The reason many people fear death is because human beings are blessed, or cursed, with vivid imaginations, and we are also aware of our own mortality. We know we will die one day, and our imaginations tend to fill in the details.
But is it really death that we fear, or the act of dying? After all, death is the end of life, which rationally contains nothing to fear. There is nothing to fear for the atheists who believe that death is the end, with nothing afterwards, and therefore nothing to fear. There is nothing to fear for the people of faith who believe death is the gateway to a new, and better, life. For such people death ought to be welcomed rather than feared. It should only be fearful for people of faith who believe in hell, and who suspect they might be going there!

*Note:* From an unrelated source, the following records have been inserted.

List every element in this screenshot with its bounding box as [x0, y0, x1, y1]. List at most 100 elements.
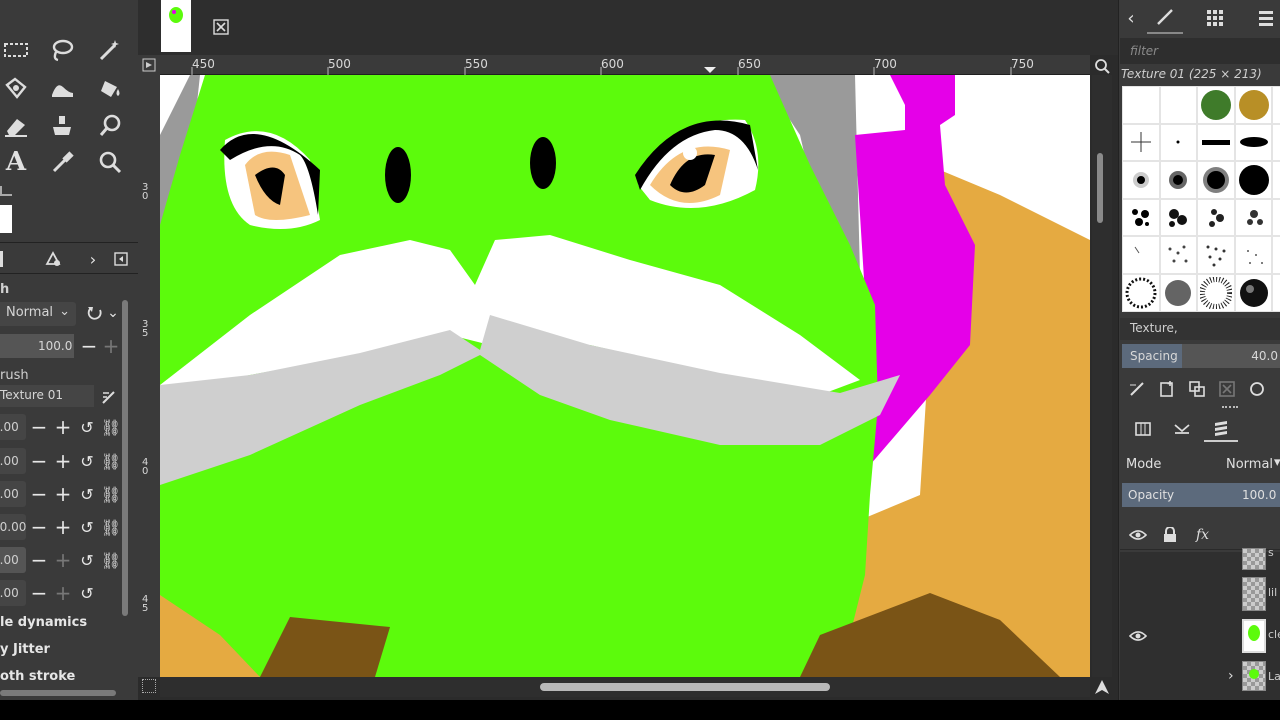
edit-brush-icon[interactable] [98, 386, 120, 408]
channels-tab-icon[interactable] [1126, 416, 1160, 442]
layer-row-selected[interactable]: cle [1120, 616, 1280, 656]
link-icon[interactable]: ⛓ [100, 416, 122, 438]
close-tab-icon[interactable] [211, 17, 231, 37]
apply-jitter-label[interactable]: y Jitter [0, 642, 50, 657]
scroll-thumb[interactable] [1097, 153, 1103, 223]
link-icon[interactable]: ⛓ [100, 516, 122, 538]
edit-brush-icon[interactable] [1122, 376, 1152, 402]
brush-item[interactable] [1272, 236, 1280, 274]
minus-icon[interactable]: − [78, 334, 100, 358]
reset-icon[interactable]: ↺ [76, 483, 98, 505]
brush-item[interactable] [1159, 86, 1198, 124]
chevron-left-icon[interactable]: ‹ [1119, 2, 1143, 34]
brush-item[interactable] [1234, 198, 1273, 237]
brush-item[interactable] [1272, 273, 1280, 312]
option-value-field[interactable]: 0.00 [0, 547, 26, 573]
brush-item[interactable] [1159, 123, 1198, 162]
spacing-slider[interactable]: Spacing 40.0 [1122, 344, 1280, 368]
eye-icon[interactable] [1128, 626, 1148, 646]
option-value-field[interactable]: 40.00 [0, 514, 26, 540]
text-tool[interactable]: A [0, 146, 32, 178]
minus-icon[interactable]: − [28, 548, 50, 572]
minus-icon[interactable]: − [28, 515, 50, 539]
zoom-tool[interactable] [94, 146, 126, 178]
brush-item[interactable] [1197, 273, 1235, 312]
opacity-field[interactable]: 100.0 [0, 334, 74, 358]
brush-item[interactable] [1197, 161, 1235, 199]
brush-item[interactable] [1122, 273, 1160, 312]
new-brush-icon[interactable] [1152, 376, 1182, 402]
duplicate-brush-icon[interactable] [1182, 376, 1212, 402]
clone-tool[interactable] [46, 110, 78, 142]
color-picker-tool[interactable] [46, 146, 78, 178]
plus-icon[interactable]: + [52, 581, 74, 605]
fonts-tab-icon[interactable] [1247, 2, 1280, 34]
brush-tags-field[interactable]: Texture, [1120, 318, 1280, 340]
brush-item[interactable] [1159, 161, 1198, 199]
reset-icon[interactable]: ↺ [76, 582, 98, 604]
brush-item[interactable] [1159, 198, 1198, 237]
smudge-tool[interactable] [94, 110, 126, 142]
plus-icon[interactable]: + [52, 415, 74, 439]
brush-item[interactable] [1197, 236, 1235, 274]
brush-item[interactable] [1122, 123, 1160, 162]
vertical-ruler[interactable]: 30 35 40 45 [138, 75, 160, 677]
brush-item[interactable] [1159, 273, 1198, 312]
link-icon[interactable]: ⛓ [100, 549, 122, 571]
minus-icon[interactable]: − [28, 482, 50, 506]
brush-filter-input[interactable]: filter [1120, 38, 1280, 64]
canvas-horizontal-scrollbar[interactable] [160, 677, 1090, 697]
plus-icon[interactable]: + [52, 482, 74, 506]
minus-icon[interactable]: − [28, 449, 50, 473]
brush-item[interactable] [1234, 123, 1273, 162]
image-tab-thumbnail[interactable] [161, 0, 191, 52]
plus-icon[interactable]: + [52, 515, 74, 539]
device-status-icon[interactable] [42, 248, 64, 270]
chevron-right-icon[interactable]: › [1228, 668, 1234, 684]
option-value-field[interactable]: 0.00 [0, 580, 26, 606]
patterns-tab-icon[interactable] [1197, 2, 1233, 34]
toolbox-bottom-scrollbar[interactable] [0, 690, 116, 696]
paths-tab-icon[interactable] [1160, 416, 1204, 442]
warp-tool[interactable] [46, 72, 78, 104]
delete-brush-icon[interactable] [1212, 376, 1242, 402]
plus-icon[interactable]: + [52, 548, 74, 572]
panel-menu-icon[interactable] [110, 248, 132, 270]
background-color-swatch[interactable] [0, 205, 12, 233]
chevron-down-icon[interactable]: ⌄ [102, 302, 124, 324]
brush-item[interactable] [1234, 236, 1273, 274]
brush-item[interactable] [1122, 198, 1160, 237]
eye-icon[interactable] [1128, 525, 1148, 545]
option-value-field[interactable]: 0.00 [0, 448, 26, 474]
brushes-tab-icon[interactable] [1147, 2, 1183, 34]
brush-item[interactable] [1122, 86, 1160, 124]
brush-item[interactable] [1159, 236, 1198, 274]
apply-dynamics-label[interactable]: le dynamics [0, 615, 87, 630]
brush-item[interactable] [1234, 161, 1273, 199]
horizontal-ruler[interactable]: 450 500 550 600 650 700 750 [160, 55, 1090, 75]
smooth-stroke-label[interactable]: oth stroke [0, 669, 75, 684]
fuzzy-select-tool[interactable] [94, 34, 126, 66]
transform-tool[interactable] [0, 72, 32, 104]
brush-item[interactable] [1234, 273, 1273, 312]
ruler-corner-menu[interactable] [138, 55, 160, 75]
brush-item[interactable] [1272, 161, 1280, 199]
minus-icon[interactable]: − [28, 581, 50, 605]
fx-icon[interactable]: fx [1196, 527, 1209, 543]
brush-item[interactable] [1197, 86, 1235, 124]
reset-icon[interactable]: ↺ [76, 450, 98, 472]
option-value-field[interactable]: 0.00 [0, 414, 26, 440]
layer-mode-row[interactable]: Mode Normal ▾ [1120, 452, 1280, 478]
rect-select-tool[interactable] [0, 34, 32, 66]
reset-icon[interactable]: ↺ [76, 416, 98, 438]
zoom-toggle-icon[interactable] [1092, 56, 1112, 76]
brush-item[interactable] [1234, 86, 1273, 124]
refresh-brushes-icon[interactable] [1242, 376, 1272, 402]
link-icon[interactable]: ⛓ [100, 483, 122, 505]
toolbox-scrollbar[interactable] [122, 300, 128, 616]
bucket-fill-tool[interactable] [94, 72, 126, 104]
brush-select[interactable]: Texture 01 [0, 385, 94, 407]
plus-icon[interactable]: + [100, 334, 122, 358]
navigate-icon[interactable] [1092, 677, 1112, 697]
lock-icon[interactable] [1160, 525, 1180, 545]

Dying, on the other hand, can be a source of great fear. We fear suffering, being in pain, dying so suddenly we don’t know what is happening, or dying so slowly we are tortured for months. We fear dying alone, dying en masse, experiencing the terror of a car or plane crash, or a terrorist’s bomb. We also fear how well we will die. Will we make fools of ourselves? Will we be cowards?
It is this fear of dying, I believe, that makes death so fascinating to most of us. It is why people gather at the site of crashes, why the news broadcasts are so full of death, why television reality shows analysing crime or air crashes are so popular, and why news of mass deaths, such as the tsunami in 2004, draw our attention so powerfully. Being a voyeur of death and dying helps us cope with the fear of our own deaths.
Many people are also afraid for the people left behind if and when they die. How will the children cope? How will our spouse cope? What will happen at work? There is also an element of self-importance in this fear. Surely the world cannot really go on without us! As long as the fear does not become overwhelming or an obsession, it is perfectly normal to have this kind of fear.
Death can also be fearful because it means our own absence. When someone close to us dies it is a shock to realise that no matter where we go in this world the lost love one is nowhere to be found.
Should we be afraid of death? For people of faith in an after life the fear of being dead is irrational since the after life is better than this one. For people who do not have a faith in an after-life, fear of being dead is also irrational since being dead is no different than the billions of years of non-existence before we were born.
Fear of the process of dying, however, is less easy to dismiss as irrational. There are many ways of dying that are terrifying or agonising. Let us hope we all die well, and with dignity.